The exhibition’s central installation, for which the show is titled, is an elaborate modular recreation of the animation’s digital canopy and its hybrid demon companions. Undulating sheets of indigo-dyed textiles recount real and invented multi-species stories through laboriously hand-drawn and stenciled images made  using glutinous rice paste, a Japanese resist-dye technique. A woman is digested by burrowing worms and spotted frogs; three-headed canines snarl and snap; and mischievous felines dance with long-tongued demons. 

The indigo plant, the exhibition’s central material, is embedded with its own multi-species narrative. Fermented by Lin in vats of broth, moldy fruit, and the artist’s urine, distinctions between human and nonhuman are collapsed as the plant digests microbes of human excess in order to produce indigo’s distinctive vibrant hue.

Beneath the lush drapery of this blue refuge, surrounded by multi-faced and multi-limbed tomb guardians, ceramic cat pillows lie on the carpeted floor. An animated feline by the name of White-n-Gray, based on a feral cat that lived on the artist’s porch, ruminates on its mortality from a small TV in the tent. As I lie on the soft, stippled rugs, my ear turns cold from resting on one of the ceramic cats. This emphasis on tactility continues in “A Journal of the Plague Year (Cat Demon Diary)” (2021), a browsable personal archive of the year’s collective terrors and Lin’s anxieties, hopes, and material processes. 

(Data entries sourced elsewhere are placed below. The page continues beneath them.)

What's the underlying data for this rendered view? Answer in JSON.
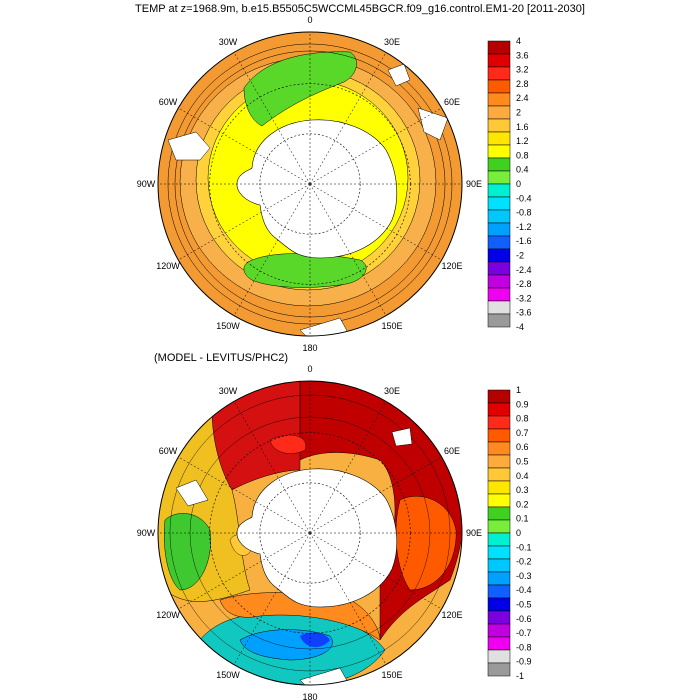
{
  "titles": {
    "top": "TEMP at z=1968.9m, b.e15.B5505C5WCCML45BGCR.f09_g16.control.EM1-20 [2011-2030]",
    "bottom": "(MODEL - LEVITUS/PHC2)"
  },
  "longitude_labels": [
    "0",
    "30E",
    "60E",
    "90E",
    "120E",
    "150E",
    "180",
    "150W",
    "120W",
    "90W",
    "60W",
    "30W"
  ],
  "maps": [
    {
      "name": "model-temperature",
      "colorbar_labels": [
        "4",
        "3.6",
        "3.2",
        "2.8",
        "2.4",
        "2",
        "1.6",
        "1.2",
        "0.8",
        "0.4",
        "0",
        "-0.4",
        "-0.8",
        "-1.2",
        "-1.6",
        "-2",
        "-2.4",
        "-2.8",
        "-3.2",
        "-3.6",
        "-4"
      ],
      "colorbar_colors": [
        "#b50000",
        "#e00000",
        "#ff2a1a",
        "#ff5a00",
        "#ff8a1e",
        "#ffaa3c",
        "#ffc837",
        "#ffe600",
        "#ffff00",
        "#40d020",
        "#79ee3a",
        "#00f0d0",
        "#00e0ff",
        "#00c8ff",
        "#00a0ff",
        "#1060ff",
        "#0000e8",
        "#7a00e0",
        "#c000e0",
        "#f000f0",
        "#e0e0e0",
        "#9a9a9a"
      ]
    },
    {
      "name": "model-minus-levitus",
      "colorbar_labels": [
        "1",
        "0.9",
        "0.8",
        "0.7",
        "0.6",
        "0.5",
        "0.4",
        "0.3",
        "0.2",
        "0.1",
        "0",
        "-0.1",
        "-0.2",
        "-0.3",
        "-0.4",
        "-0.5",
        "-0.6",
        "-0.7",
        "-0.8",
        "-0.9",
        "-1"
      ],
      "colorbar_colors": [
        "#b50000",
        "#e00000",
        "#ff2a1a",
        "#ff5a00",
        "#ff8a1e",
        "#ffaa3c",
        "#ffc837",
        "#ffe600",
        "#ffff00",
        "#40d020",
        "#79ee3a",
        "#00f0d0",
        "#00e0ff",
        "#00c8ff",
        "#00a0ff",
        "#1060ff",
        "#0000e8",
        "#7a00e0",
        "#c000e0",
        "#f000f0",
        "#e0e0e0",
        "#9a9a9a"
      ]
    }
  ]
}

Two sculptures composed of textured surfaces on table-like bases sit just outside the main space. “Tactile Theater #1 (After Noguchi)” and “Tactile Theater #2 (After Švankmajer)” (both 2021) are best experienced with another person. As Lin states in a video on the gallery’s website, viewers are intended to hold each other’s gaze as they sweep their hands across the dips and curves of the surfaces, which reveal themselves to be a mélange of ribs, ears, and nostrils. Here, the discovery of these obscured body parts can only be achieved by the softening of our own corporeal boundaries as hands crash into, loop around, and overlap each other.

While the porous relationship between humans and nonhumans spurs fears of contagion, Lin offers an alternate interpretation of multi-species proximity as we advance toward the dire ecological consequences of capitalist progression and human exceptionalism. Rather than constructing barriers and enforcing borders, Lin considers a form of multi-species well-being rooted in the myriad ways human and nonhuman cohabitation occurs in this messy, entangled affair called life.

Candice Lin: Seeping, Rotting, Resting, Weeping continues at the Carpenter Center for the Visual Arts (Harvard University, 24 Quincy Street, Cambridge, Massachusetts) through April 10. The exhibition was curated by Dan Byers, John R. and Barbara Robinson Family Director, the Carpenter Center for the Visual Arts, Harvard University; and Victoria Sung, Associate Curator of Visual Arts, Walker Art Center.